I recently bought a bottle of St. Germain, a sweet liqueur produced in France. It was recommended to me for use in fancy cocktails and in the sly, delicious fortification of white wine. The bottle came in a gift box with a carafe and a 1′ x 2′ poster featuring scantily clad young girls, presumably photographed in France, presumably around 1920, presumably drinking St. Germain. I direct your attention to the scanned-in portion of the poster I’ve included above, in case you missed it. (You didn’t.)
When I opened up the poster that day, I hooted with glee. “What??!” I cried, and showed my friend Ben in town from Portland. He snatched it from me at once. He grinned. “Now that’s good marketing.” There were instructions on the backside (!) of the “pamphlet,” as Ben called it, on how to mix various drinks using St. Germain.
“If that’s a pamphlet, I’m a Freedom Fry,” I said, taking it back. Oh, the French. So obnoxious, so brilliant. Getting a maid’s nearly bare bottom smack in the middle of a poster when all I wanted was an aperitif is a little presumptuous and…well, plain sumptuous. The poster works beautifully. It’s a genius move on the manufacturer’s part. My friend and I poured a touch of the liqueur into our Chardonnay, sipping and staring, transfixed by the image of these two girls. He was fantasizing about happening upon the pair by accident; I was fantasizing about being one of them.
Look again. Wouldn’t you want to be there?
Two pretty, stockinged French girls in their early twenties are reading a book together. It’s summer, around four or five o’clock in the afternoon. Cicadas buzz in the trees and lazy bees dip and wobble over field flowers. Just out of sight is a picnic basket and the Peugeot bicycles they used to get to the clearing. The girls stole a tube of lipstick from a sister earlier and a bottle of — wait for it — St. Germain. They’ve been at leisure for several hours, dozing, drinking, laughing, telling secrets, taking long, deep breaths.
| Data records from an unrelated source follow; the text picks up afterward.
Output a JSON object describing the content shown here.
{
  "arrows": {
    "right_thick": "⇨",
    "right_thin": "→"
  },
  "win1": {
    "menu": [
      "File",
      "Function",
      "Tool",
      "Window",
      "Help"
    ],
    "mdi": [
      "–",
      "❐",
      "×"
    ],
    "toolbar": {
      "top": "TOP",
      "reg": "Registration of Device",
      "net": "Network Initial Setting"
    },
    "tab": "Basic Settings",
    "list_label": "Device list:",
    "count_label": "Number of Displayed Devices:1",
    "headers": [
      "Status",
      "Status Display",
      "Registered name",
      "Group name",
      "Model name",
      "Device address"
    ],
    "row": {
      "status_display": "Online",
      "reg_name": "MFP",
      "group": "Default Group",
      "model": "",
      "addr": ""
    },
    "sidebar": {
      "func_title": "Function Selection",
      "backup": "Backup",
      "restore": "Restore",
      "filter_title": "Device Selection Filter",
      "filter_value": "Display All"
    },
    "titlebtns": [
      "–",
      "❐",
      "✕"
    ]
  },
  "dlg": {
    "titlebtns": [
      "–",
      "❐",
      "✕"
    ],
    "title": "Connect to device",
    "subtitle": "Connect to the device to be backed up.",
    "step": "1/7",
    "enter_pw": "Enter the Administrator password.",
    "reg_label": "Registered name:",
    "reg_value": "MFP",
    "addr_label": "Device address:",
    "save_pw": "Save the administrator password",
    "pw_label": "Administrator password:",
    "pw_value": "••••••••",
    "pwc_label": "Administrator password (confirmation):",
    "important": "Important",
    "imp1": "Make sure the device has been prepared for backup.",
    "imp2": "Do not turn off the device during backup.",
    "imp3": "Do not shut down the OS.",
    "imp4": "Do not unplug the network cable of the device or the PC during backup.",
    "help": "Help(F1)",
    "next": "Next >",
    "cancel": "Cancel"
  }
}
It’s bright and hot but there’s a gorgeous breeze; the air feels so marvelous on the skin that they’ve allowed their skirts to get rumpled, their knickers to show without a single care in the world. They are floating in private, languid, countryside. Friends, kindreds, girls, girls, girls.
What I love most about this photo is what isn’t there: There is no man. If you’re a girl who has ever had a best girlfriend, you know the sweetness that comes from a perfect, sensual afternoon that involves zero dudes. It’s not sexual. But it’s sensual, best believe that. Indulgence of the feminine kind is one of my favorites. These days, I am mostly busy with my career, with dating the male sex, with stitching patchwork and setting (more) goals. But when my longtime friend Kristina comes over, she always spends the night. We talk till midnight, we sometimes have wine, we talk about love and books and the past and when it’s time to get into our jammies, we never care if the other sees us change. She sleeps on the couch, I go to my bed.
But oh, for a glade, St. Germain. Oh, for those lazy bees.